I suspect the cause is contained in the differences between

2.6.27.24-78.2.53.fc9
and
2.6.27.24-170.2.68.fc10

Comment 11 Kai Engert (:kaie) (inactive account) 2009-06-18 01:14:27 UTC
Could this problem be related to unstable clocksource?

I'm on pentium-m, dual core.
My system reported "clocksource tsc unstable".

Elsewhere on the web I read that it's expected the kernel will automatically switch to a more reliable clocksource. But my system didn't report any such switching to a different one.

I changed my grub.conf to include clocksource=hpet on the kernel line.
I just realize that I've been running the most recent f10 kernel since yesterday... Maybe that fixed my problem?

(I'll report back later if the system keeps being stable.)

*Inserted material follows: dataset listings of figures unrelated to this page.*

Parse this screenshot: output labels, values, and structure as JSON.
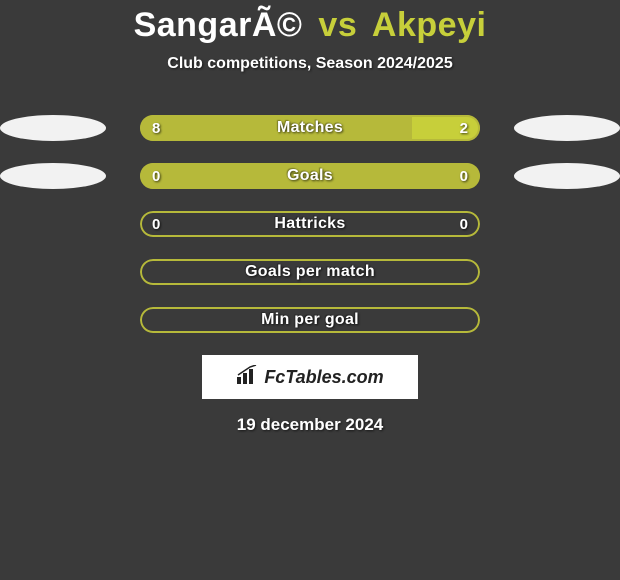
{
  "colors": {
    "background": "#3a3a3a",
    "accent_olive": "#b6b93a",
    "accent_olive_light": "#c7cf3a",
    "white": "#ffffff"
  },
  "header": {
    "player1": "SangarÃ©",
    "vs": "vs",
    "player2": "Akpeyi",
    "subtitle": "Club competitions, Season 2024/2025"
  },
  "stats": [
    {
      "label": "Matches",
      "left_value": "8",
      "right_value": "2",
      "left_pct": 80,
      "right_pct": 20,
      "left_fill": "#b6b93a",
      "right_fill": "#c7cf3a",
      "border_color": "#b6b93a",
      "show_ellipses": true
    },
    {
      "label": "Goals",
      "left_value": "0",
      "right_value": "0",
      "left_pct": 100,
      "right_pct": 0,
      "left_fill": "#b6b93a",
      "right_fill": "#b6b93a",
      "border_color": "#b6b93a",
      "show_ellipses": true
    },
    {
      "label": "Hattricks",
      "left_value": "0",
      "right_value": "0",
      "left_pct": 0,
      "right_pct": 0,
      "left_fill": "transparent",
      "right_fill": "transparent",
      "border_color": "#b6b93a",
      "show_ellipses": false
    },
    {
      "label": "Goals per match",
      "left_value": "",
      "right_value": "",
      "left_pct": 0,
      "right_pct": 0,
      "left_fill": "transparent",
      "right_fill": "transparent",
      "border_color": "#b6b93a",
      "show_ellipses": false
    },
    {
      "label": "Min per goal",
      "left_value": "",
      "right_value": "",
      "left_pct": 0,
      "right_pct": 0,
      "left_fill": "transparent",
      "right_fill": "transparent",
      "border_color": "#b6b93a",
      "show_ellipses": false
    }
  ],
  "logo": {
    "text": "FcTables.com"
  },
  "footer": {
    "date": "19 december 2024"
  }
}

Comment 12 Bug Zapper 2009-11-18 10:03:37 UTC
This message is a reminder that Fedora 10 is nearing its end of life.
Approximately 30 (thirty) days from now Fedora will stop maintaining
and issuing updates for Fedora 10.  It is Fedora's policy to close all
bug reports from releases that are no longer maintained.  At that time
this bug will be closed as WONTFIX if it remains open with a Fedora 
'version' of '10'.

Package Maintainer: If you wish for this bug to remain open because you
plan to fix it in a currently maintained version, simply change the 'version' 
to a later Fedora version prior to Fedora 10's end of life.

Bug Reporter: Thank you for reporting this issue and we are sorry that 
we may not be able to fix it before Fedora 10 is end of life.  If you 
would still like to see this bug fixed and are able to reproduce it 
against a later version of Fedora please change the 'version' of this 
bug to the applicable version.  If you are unable to change the version, 
please add a comment here and someone will do it for you.

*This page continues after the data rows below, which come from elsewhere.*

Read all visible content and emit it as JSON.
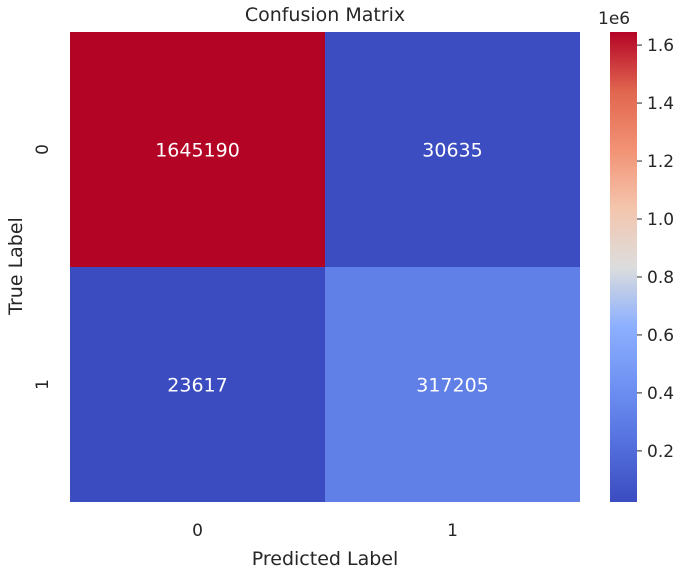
{
  "chart_data": {
    "type": "heatmap",
    "title": "Confusion Matrix",
    "xlabel": "Predicted Label",
    "ylabel": "True Label",
    "x_categories": [
      "0",
      "1"
    ],
    "y_categories": [
      "0",
      "1"
    ],
    "values": [
      [
        1645190,
        30635
      ],
      [
        23617,
        317205
      ]
    ],
    "colormap": "coolwarm",
    "colorbar": {
      "multiplier_label": "1e6",
      "ticks": [
        0.2,
        0.4,
        0.6,
        0.8,
        1.0,
        1.2,
        1.4,
        1.6
      ],
      "tick_labels": [
        "0.2",
        "0.4",
        "0.6",
        "0.8",
        "1.0",
        "1.2",
        "1.4",
        "1.6"
      ],
      "range": [
        23617,
        1645190
      ]
    }
  }
}
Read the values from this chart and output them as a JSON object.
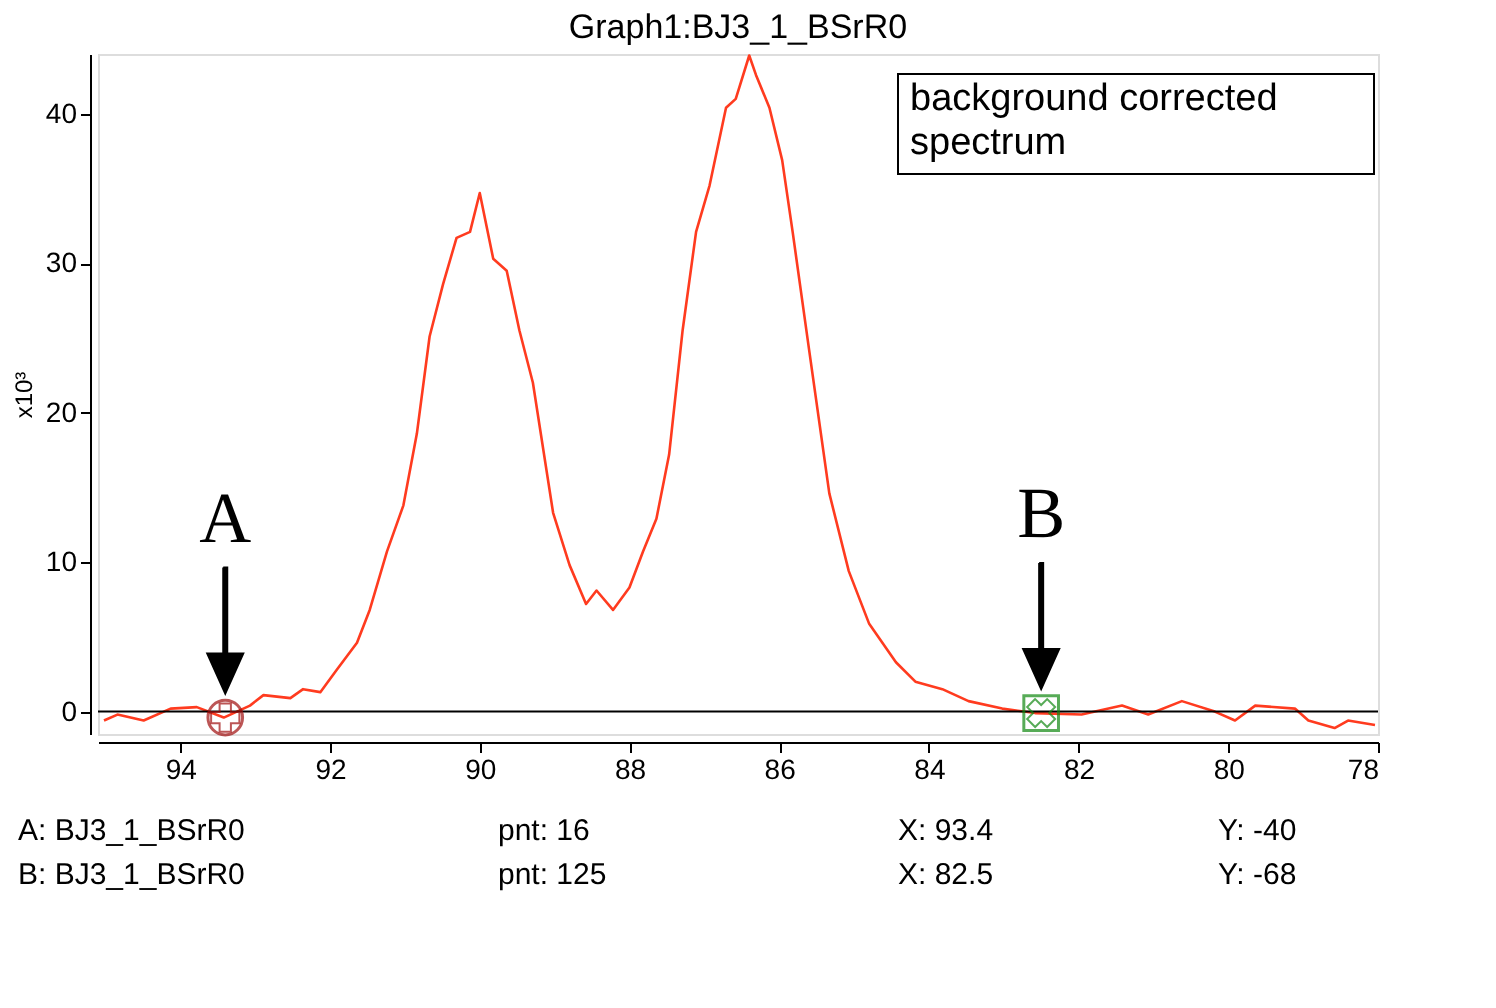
{
  "chart_data": {
    "type": "line",
    "title": "Graph1:BJ3_1_BSrR0",
    "ylabel": "x10³",
    "x": [
      95.02,
      94.84,
      94.49,
      94.13,
      93.78,
      93.42,
      93.07,
      92.89,
      92.53,
      92.36,
      92.13,
      91.91,
      91.64,
      91.47,
      91.24,
      91.02,
      90.84,
      90.67,
      90.49,
      90.31,
      90.13,
      90.0,
      89.82,
      89.64,
      89.47,
      89.29,
      89.02,
      88.8,
      88.58,
      88.44,
      88.22,
      88.0,
      87.82,
      87.64,
      87.47,
      87.29,
      87.11,
      86.93,
      86.71,
      86.58,
      86.4,
      86.31,
      86.13,
      85.96,
      85.82,
      85.6,
      85.33,
      85.07,
      84.8,
      84.44,
      84.18,
      83.82,
      83.47,
      83.02,
      82.58,
      81.96,
      81.42,
      81.07,
      80.62,
      80.18,
      79.91,
      79.64,
      79.11,
      78.93,
      78.58,
      78.4,
      78.04
    ],
    "series": [
      {
        "color": "#ff3b1f",
        "values": [
          -0.6,
          -0.2,
          -0.6,
          0.2,
          0.3,
          -0.4,
          0.4,
          1.1,
          0.9,
          1.5,
          1.3,
          2.8,
          4.6,
          6.8,
          10.7,
          13.8,
          18.6,
          25.1,
          28.6,
          31.7,
          32.1,
          34.7,
          30.3,
          29.5,
          25.5,
          22.0,
          13.3,
          9.8,
          7.2,
          8.1,
          6.8,
          8.3,
          10.7,
          12.9,
          17.2,
          25.5,
          32.1,
          35.2,
          40.4,
          41.0,
          43.9,
          42.6,
          40.4,
          36.9,
          32.1,
          24.2,
          14.6,
          9.4,
          5.9,
          3.3,
          2.0,
          1.5,
          0.7,
          0.2,
          -0.1,
          -0.2,
          0.4,
          -0.2,
          0.7,
          0.0,
          -0.6,
          0.4,
          0.2,
          -0.6,
          -1.1,
          -0.6,
          -0.9
        ]
      }
    ],
    "xlim": [
      95.1,
      78
    ],
    "ylim": [
      -1.5,
      44
    ],
    "xticks": [
      94,
      92,
      90,
      88,
      86,
      84,
      82,
      80,
      78
    ],
    "yticks": [
      0,
      10,
      20,
      30,
      40
    ],
    "ref_lines": [
      {
        "axis": "y",
        "value": 0,
        "color": "#000000"
      }
    ],
    "annotations": [
      "background corrected spectrum",
      {
        "text": "A",
        "x": 93.4,
        "y": -0.4
      },
      {
        "text": "B",
        "x": 82.5,
        "y": -0.1
      },
      "A: BJ3_1_BSrR0",
      "pnt: 16",
      "X: 93.4",
      "Y: -40",
      "B: BJ3_1_BSrR0",
      "pnt: 125",
      "X: 82.5",
      "Y: -68"
    ],
    "grid": false,
    "marker": "none",
    "line_style": "solid"
  }
}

Although we aim to fix as many bugs as possible during every release's 
lifetime, sometimes those efforts are overtaken by events.  Often a 
more recent Fedora release includes newer upstream software that fixes 
bugs or makes them obsolete.

The process we are following is described here: 
http://fedoraproject.org/wiki/BugZappers/HouseKeeping

Comment 13 Bug Zapper 2009-12-18 09:29:53 UTC
Fedora 10 changed to end-of-life (EOL) status on 2009-12-17. Fedora 10 is 
no longer maintained, which means that it will not receive any further 
security or bug fix updates. As a result we are closing this bug.

If you can reproduce this bug against a currently maintained version of 
Fedora please feel free to reopen this bug against that version.

Thank you for reporting this bug and we are sorry it could not be fixed.